Industry players in the Ghana tourism and hospitality space have decried government to reduce the financial obligation outlined to the industry to meet.
According to some Hoteliers, the significant increment in utility bills over the last two years is one of the main reasons accounting for the rise in the cost of doing business in the industry, adding that Utility bills alone are reported to take up to 45 % of their cost of operation.

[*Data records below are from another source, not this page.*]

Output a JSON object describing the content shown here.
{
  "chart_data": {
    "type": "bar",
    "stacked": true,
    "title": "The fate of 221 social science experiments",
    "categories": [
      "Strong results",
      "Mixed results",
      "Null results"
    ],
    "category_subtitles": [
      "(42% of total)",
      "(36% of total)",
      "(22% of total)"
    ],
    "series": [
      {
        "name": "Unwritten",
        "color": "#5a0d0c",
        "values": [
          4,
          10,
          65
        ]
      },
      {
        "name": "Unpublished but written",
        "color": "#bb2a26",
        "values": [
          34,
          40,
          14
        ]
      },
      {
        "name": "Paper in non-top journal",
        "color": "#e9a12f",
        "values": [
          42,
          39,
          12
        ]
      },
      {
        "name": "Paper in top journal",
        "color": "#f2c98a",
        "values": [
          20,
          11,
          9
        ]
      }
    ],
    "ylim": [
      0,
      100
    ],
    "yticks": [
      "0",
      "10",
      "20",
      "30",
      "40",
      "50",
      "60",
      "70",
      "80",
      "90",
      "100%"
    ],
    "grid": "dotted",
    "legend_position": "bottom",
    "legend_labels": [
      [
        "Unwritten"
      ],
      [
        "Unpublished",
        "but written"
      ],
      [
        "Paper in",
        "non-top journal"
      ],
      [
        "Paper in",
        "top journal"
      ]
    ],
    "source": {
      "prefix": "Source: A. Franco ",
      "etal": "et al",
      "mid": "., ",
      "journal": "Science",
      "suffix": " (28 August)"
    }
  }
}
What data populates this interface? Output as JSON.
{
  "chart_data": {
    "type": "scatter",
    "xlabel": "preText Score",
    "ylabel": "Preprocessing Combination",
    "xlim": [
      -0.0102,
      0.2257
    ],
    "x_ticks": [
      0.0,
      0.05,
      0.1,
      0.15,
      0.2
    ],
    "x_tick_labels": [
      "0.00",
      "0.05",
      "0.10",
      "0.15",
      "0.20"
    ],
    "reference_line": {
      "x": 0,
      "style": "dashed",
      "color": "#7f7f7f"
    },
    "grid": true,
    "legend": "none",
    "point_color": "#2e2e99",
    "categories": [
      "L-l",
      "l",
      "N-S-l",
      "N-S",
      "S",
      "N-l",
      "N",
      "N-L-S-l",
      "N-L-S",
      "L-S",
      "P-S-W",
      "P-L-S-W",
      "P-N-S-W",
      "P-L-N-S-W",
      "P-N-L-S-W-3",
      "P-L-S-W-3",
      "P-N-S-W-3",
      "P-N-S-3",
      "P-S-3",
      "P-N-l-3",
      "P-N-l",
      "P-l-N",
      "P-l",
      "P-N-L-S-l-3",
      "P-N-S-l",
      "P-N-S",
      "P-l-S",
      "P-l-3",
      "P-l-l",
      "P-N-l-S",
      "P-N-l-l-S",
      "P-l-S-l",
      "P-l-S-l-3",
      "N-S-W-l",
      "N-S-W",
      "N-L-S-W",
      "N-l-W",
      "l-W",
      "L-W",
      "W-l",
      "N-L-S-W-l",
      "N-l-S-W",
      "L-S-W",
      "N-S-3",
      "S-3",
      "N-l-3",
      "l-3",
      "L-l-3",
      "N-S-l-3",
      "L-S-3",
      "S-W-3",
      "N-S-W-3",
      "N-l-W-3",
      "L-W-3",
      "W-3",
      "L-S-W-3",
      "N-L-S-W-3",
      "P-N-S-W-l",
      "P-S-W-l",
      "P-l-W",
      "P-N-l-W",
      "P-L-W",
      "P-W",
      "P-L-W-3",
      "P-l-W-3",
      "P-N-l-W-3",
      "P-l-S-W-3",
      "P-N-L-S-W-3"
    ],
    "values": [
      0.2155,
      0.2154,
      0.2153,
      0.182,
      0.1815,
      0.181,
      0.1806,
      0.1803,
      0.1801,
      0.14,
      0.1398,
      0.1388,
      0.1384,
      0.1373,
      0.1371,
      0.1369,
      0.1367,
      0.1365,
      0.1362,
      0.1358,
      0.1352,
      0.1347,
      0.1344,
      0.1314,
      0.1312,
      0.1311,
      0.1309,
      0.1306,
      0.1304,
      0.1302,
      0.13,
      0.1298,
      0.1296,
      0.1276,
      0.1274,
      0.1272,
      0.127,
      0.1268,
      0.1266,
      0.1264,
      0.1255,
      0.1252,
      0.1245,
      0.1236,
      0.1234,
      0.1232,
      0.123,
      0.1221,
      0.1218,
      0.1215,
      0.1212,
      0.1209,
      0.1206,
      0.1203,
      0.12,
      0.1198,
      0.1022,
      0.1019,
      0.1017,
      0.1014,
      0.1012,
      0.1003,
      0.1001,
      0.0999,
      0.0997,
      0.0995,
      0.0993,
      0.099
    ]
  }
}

Speaking at Citi FM’s Akwaaba forum organised in Accra, some hotel owners who spoke exclusively to Ghanaweb.com say the industry may soon collapse if the government does not intervene to mitigate the more than 20 financial obligation Hotel owners have to pay to government organization and agencies.
“As hotels, we use water and electricity commercially the current situation where over a two-year period we have suffered more than 200% in increment has not helped because most hotels are in crises because utilities form already over 45% of their cost of operation,” one hotel manager says.
Meanwhile, the Managing Director for Jumia Travel West Africa, a leading online travel agent also observed that the taxes are too high for a sector like the tourism industry.
“It should be lowered for the businesses because we are forced to charge high prices when providing services whether in a hotel or others in the tourism industry. So I think it is something that should be looked at,” Mr. Kushal Dutta said
Currently, the Hospitality industries in Ghana have financial obligations with about 12 agencies, including Ghana Revenue Authority, Ghana Tourism Authority, Food and Drugs Authority, Environmental Protection Agency, Immigration Service, Registrar General Department, Ghana National Fire Service, and the District Assemblie.
These exclude Electricity tariffs from the Ghana Electricity Company and Water tariff from the Ghana Water Company Limited.